TCP vs UDP: Reliability vs Speed
Why does Discord use UDP instead of TCP for voice calls, even though UDP can lose packets? Why does Netflix stream video over TCP even though a single dropped packet can pause playback? And how does Google Stadia achieve sub-100ms gaming latency over the internet — the same internet that causes lag spikes in your home? The answer is a 40-year-old protocol debate that every senior engineer must understand.
The choice between TCP and UDP isn’t a trivia question — it’s an architectural decision that determines whether your product feels real-time and alive or reliable but sluggish.
[!TIP] Interview Tip: Never say “UDP is unreliable” and stop there.

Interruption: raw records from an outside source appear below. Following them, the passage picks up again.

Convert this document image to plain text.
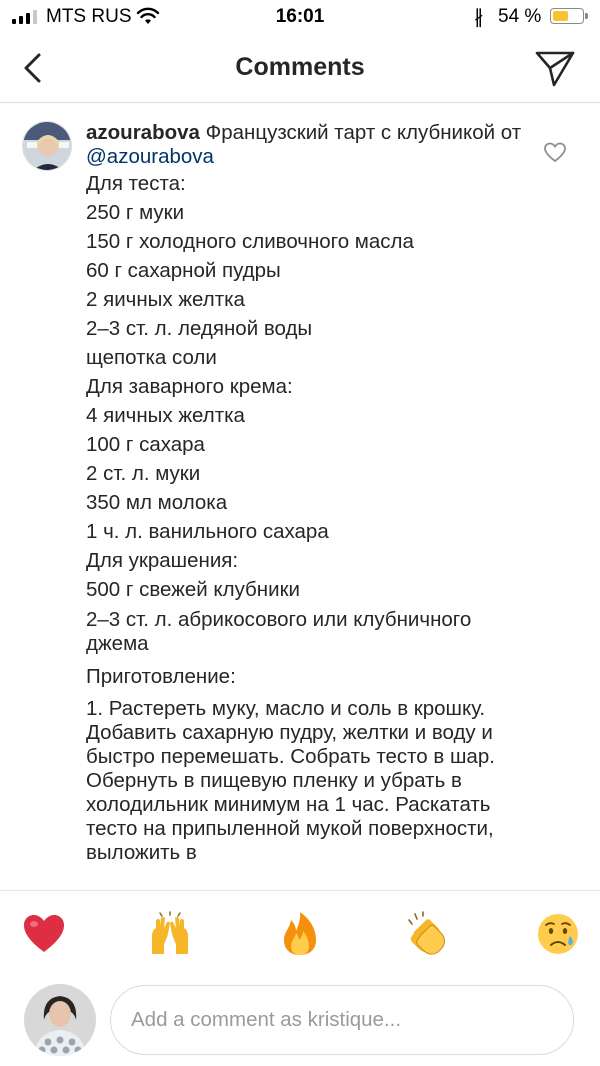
MTS RUS	16:01	∦ 54 %
Comments
azourabova Французский тарт с клубникой от @azourabova
Для теста:
250 г муки
150 г холодного сливочного масла
60 г сахарной пудры
2 яичных желтка
2–3 ст. л. ледяной воды
щепотка соли
Для заварного крема:
4 яичных желтка
100 г сахара
2 ст. л. муки
350 мл молока
1 ч. л. ванильного сахара
Для украшения:
500 г свежей клубники
2–3 ст. л. абрикосового или клубничного джема
Приготовление:
1. Растереть муку, масло и соль в крошку. Добавить сахарную пудру, желтки и воду и быстро перемешать. Собрать тесто в шар. Обернуть в пищевую пленку и убрать в холодильник минимум на 1 час. Раскатать тесто на припыленной мукой поверхности, выложить в
Add a comment as kristique...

Say “UDP prioritizes Latency over Completeness, making it ideal for Gaming, VoIP, and DNS. And with QUIC (HTTP/3), we now get TCP-like reliability on top of UDP.”
1. The Core Difference: “Registered Mail” vs “Paper Airplanes”
Imagine you are sending a 100-page manuscript to a publisher.
TCP (Transmission Control Protocol)
The “Registered Mail” approach.
- Connection: You call the publisher first to make sure they are at their desk (Handshake).
- Ordering: You number every page (1/100, 2/100…).
- Reliability: You send Page 1. You wait for a receipt (ACK). If no receipt comes, you send Page 1 again.
- Flow Control: If the publisher says “I’m reading too slow!”, you stop sending (Window Size).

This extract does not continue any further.